The most important thing we wanted to learn today was whether the new Queen we introduced on Thursday was accepted. Here are two absolutely textbook pictures of a queen moving around her colony with the retinue of workers who take care of her! In other words, yes she is home. On the left you can see the queen with her blue dot partially obscured: queens try to flee the light, and blue is the color code for queens added in 2005. On the right, you can see a classic circle of attendant workers around the queen: they are there to groom her, bring her food and water, and to spread her scent around the colony. Sorry for the problem focus: gotta find a way to work through my veil.

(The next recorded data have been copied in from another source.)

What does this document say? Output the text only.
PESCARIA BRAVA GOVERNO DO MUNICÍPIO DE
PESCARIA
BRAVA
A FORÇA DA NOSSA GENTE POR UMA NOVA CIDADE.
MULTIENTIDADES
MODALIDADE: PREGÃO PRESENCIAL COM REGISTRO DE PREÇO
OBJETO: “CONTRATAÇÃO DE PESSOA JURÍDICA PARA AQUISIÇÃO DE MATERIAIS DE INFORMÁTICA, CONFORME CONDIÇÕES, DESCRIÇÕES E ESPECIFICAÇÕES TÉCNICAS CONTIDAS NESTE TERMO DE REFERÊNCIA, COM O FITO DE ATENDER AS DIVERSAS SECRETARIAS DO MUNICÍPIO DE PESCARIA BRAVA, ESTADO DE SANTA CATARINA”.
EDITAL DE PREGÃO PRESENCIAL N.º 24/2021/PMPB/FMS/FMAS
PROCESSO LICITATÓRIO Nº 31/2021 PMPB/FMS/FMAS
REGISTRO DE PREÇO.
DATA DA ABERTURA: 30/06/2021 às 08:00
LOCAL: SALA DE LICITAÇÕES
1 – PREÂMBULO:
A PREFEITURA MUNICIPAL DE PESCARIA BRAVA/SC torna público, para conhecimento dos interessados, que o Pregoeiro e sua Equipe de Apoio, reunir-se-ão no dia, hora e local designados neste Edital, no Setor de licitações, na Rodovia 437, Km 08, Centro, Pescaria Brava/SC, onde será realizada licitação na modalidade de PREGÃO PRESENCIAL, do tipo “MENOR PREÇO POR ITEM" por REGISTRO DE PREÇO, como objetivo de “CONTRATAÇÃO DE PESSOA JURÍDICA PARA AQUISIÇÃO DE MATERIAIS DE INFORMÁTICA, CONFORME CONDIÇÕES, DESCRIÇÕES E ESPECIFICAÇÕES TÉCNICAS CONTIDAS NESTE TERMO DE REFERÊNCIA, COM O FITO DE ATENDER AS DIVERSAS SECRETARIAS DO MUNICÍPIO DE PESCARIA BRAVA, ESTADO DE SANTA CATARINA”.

There wasn't much new comb yet in the nuc from which we are re-birthing Colony 1: that may be why the queen was working a pretty full frame. On the left is an even fuller frame of capped brood from the nuc. On the right is a frame full of nectar that I looked at carefully for eggs. I did not see any, and you can see that the girls are beginning to cap these cells. That will result in honey to be used for future needs.
This worker is raising her Nasanoff gland to emit a smell that says: "This is home!" She is sitting on top of the laying worker part of Colony 1, so I found this awfully encouraging. On the right is some of the ugly drone comb that was reintroduced into the nuc so that the bees can clean it a bit and reuse it. The dead larva bits look nasty, so I am going to query whether I should clean or toss this frame instead.
When we worked on Colony 2, we had to cut a bunch of comb in order to bring the frames back into proper alignment. This is a closeup picture of some of the honeycomb, taken with a kid's digital microscope by my husband. Those little drops are honey! We tasted some, and swear it tastes like holly flowers. On the right is a now-united Colony 1, with the perforated newsprint hanging out so you can see it. The excess was torn off to prevent flapping in the wind: a hazard and annoyance to the field bees flying in and out.